The DMR) (the predecessor to the Roads & Traffic Authority) had been purchasing properties along the corridor, where a reservation had existed since 1945. In the 1970's, the Department of Main Roads had started knocking down buildings with the intention to widen Erskineville Road. Green Bans Park was eventually built on the site on one empty lot.

In 1981, Mr Whelan announced four proposals for a second harbour crossing. An "arterial route from Darling Harbour to Rozelle with a new bridge at Glebe Island" and the "Johnstons Creek County Road" were described as associated roadworks. The Darling Harbour to Rozelle crossing was known as the Glebe Island Arterial and later named Anzac Bridge.

In 1987, Laurie Brereton announced the Department of Main Roads abandoned a number of proposed freeways, link roads and road widenings. This included the abandoning of the "Johnstons Creek route" planning scheme reservation between The Crescent, Rozelle and Parramatta Road, Annandale.

In 2004 and 2005 residents and groups including EcoTransit stopped an extension to the F6 (which they named the "Johnston's Creek Extension") which would have run from Anzac Bridge, through Newtown to Randwick. Michelle Zeibots launched a campaign and distributed 100,000 newsletters, though route plans were not public. Mary Jane Gleeson located one email exchange between members of the Roads & Traffic Authority referring to construction.

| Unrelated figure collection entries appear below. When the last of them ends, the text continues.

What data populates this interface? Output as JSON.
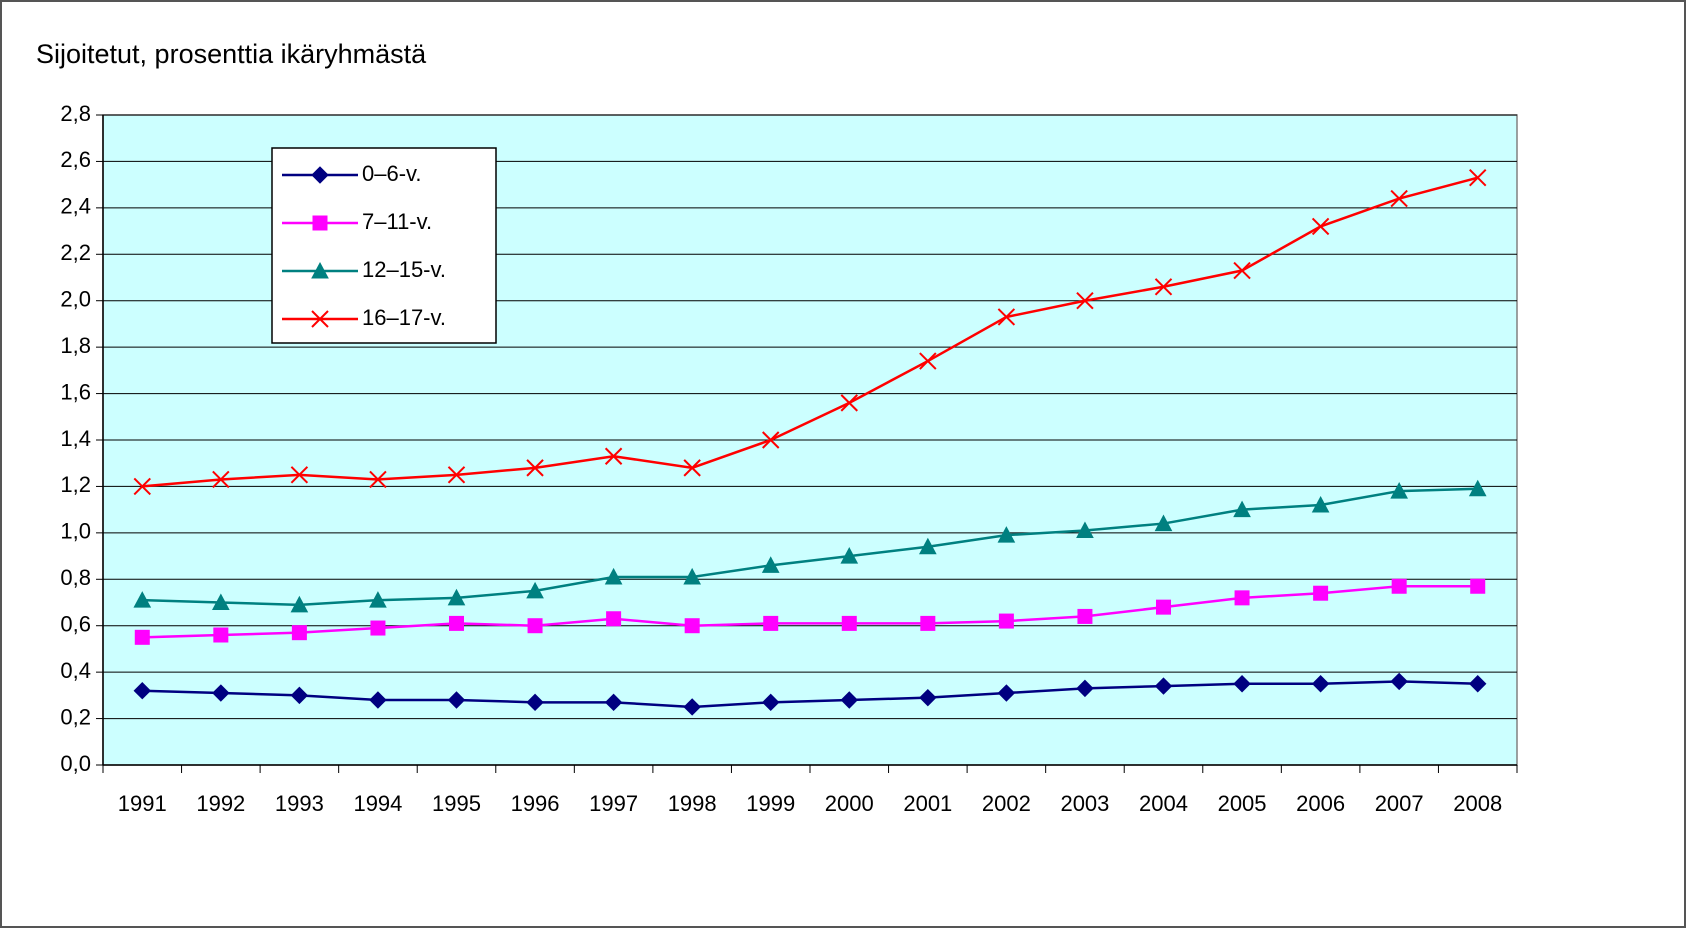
{
  "chart_data": {
    "type": "line",
    "title": "Sijoitetut, prosenttia ikäryhmästä",
    "categories": [
      "1991",
      "1992",
      "1993",
      "1994",
      "1995",
      "1996",
      "1997",
      "1998",
      "1999",
      "2000",
      "2001",
      "2002",
      "2003",
      "2004",
      "2005",
      "2006",
      "2007",
      "2008"
    ],
    "series": [
      {
        "name": "0–6-v.",
        "color": "#000080",
        "marker": "diamond",
        "values": [
          0.32,
          0.31,
          0.3,
          0.28,
          0.28,
          0.27,
          0.27,
          0.25,
          0.27,
          0.28,
          0.29,
          0.31,
          0.33,
          0.34,
          0.35,
          0.35,
          0.36,
          0.35
        ]
      },
      {
        "name": "7–11-v.",
        "color": "#ff00ff",
        "marker": "square",
        "values": [
          0.55,
          0.56,
          0.57,
          0.59,
          0.61,
          0.6,
          0.63,
          0.6,
          0.61,
          0.61,
          0.61,
          0.62,
          0.64,
          0.68,
          0.72,
          0.74,
          0.77,
          0.77
        ]
      },
      {
        "name": "12–15-v.",
        "color": "#008080",
        "marker": "triangle",
        "values": [
          0.71,
          0.7,
          0.69,
          0.71,
          0.72,
          0.75,
          0.81,
          0.81,
          0.86,
          0.9,
          0.94,
          0.99,
          1.01,
          1.04,
          1.1,
          1.12,
          1.18,
          1.19
        ]
      },
      {
        "name": "16–17-v.",
        "color": "#ff0000",
        "marker": "x",
        "values": [
          1.2,
          1.23,
          1.25,
          1.23,
          1.25,
          1.28,
          1.33,
          1.28,
          1.4,
          1.56,
          1.74,
          1.93,
          2.0,
          2.06,
          2.13,
          2.32,
          2.44,
          2.53
        ]
      }
    ],
    "ylim": [
      0,
      2.8
    ],
    "yticks": [
      {
        "value": 0,
        "label": "0,0"
      },
      {
        "value": 0.2,
        "label": "0,2"
      },
      {
        "value": 0.4,
        "label": "0,4"
      },
      {
        "value": 0.6,
        "label": "0,6"
      },
      {
        "value": 0.8,
        "label": "0,8"
      },
      {
        "value": 1.0,
        "label": "1,0"
      },
      {
        "value": 1.2,
        "label": "1,2"
      },
      {
        "value": 1.4,
        "label": "1,4"
      },
      {
        "value": 1.6,
        "label": "1,6"
      },
      {
        "value": 1.8,
        "label": "1,8"
      },
      {
        "value": 2.0,
        "label": "2,0"
      },
      {
        "value": 2.2,
        "label": "2,2"
      },
      {
        "value": 2.4,
        "label": "2,4"
      },
      {
        "value": 2.6,
        "label": "2,6"
      },
      {
        "value": 2.8,
        "label": "2,8"
      }
    ],
    "grid": true,
    "plot_background": "#ccffff",
    "legend": "upper left"
  }
}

As of 2005, constructed segments included part of Bourke Road (Mascot), between O’Riordan Street and Coward Street (1988) and between Coward Street and Gardeners Road (1999).

Subsequently, most of the Johnstons Creek Route corridor was removed in March 2006, but not all of it.

The Inner West Bypass (or Inner-West Motorway) proposal roughly followed the route of the "Johnston's Creek Extension Road".

===Beaches Link===

The Beaches Link was a proposed underground motorway scheme in Sydney, New South Wales, Australia. It was proposed to consist of a series of motorway tunnels running north-south between Burnt Bridge Creek Deviation at Balgowlah and the Warringah Freeway at Cammeray, providing direct access from the Northern Beaches to the Sydney central business district.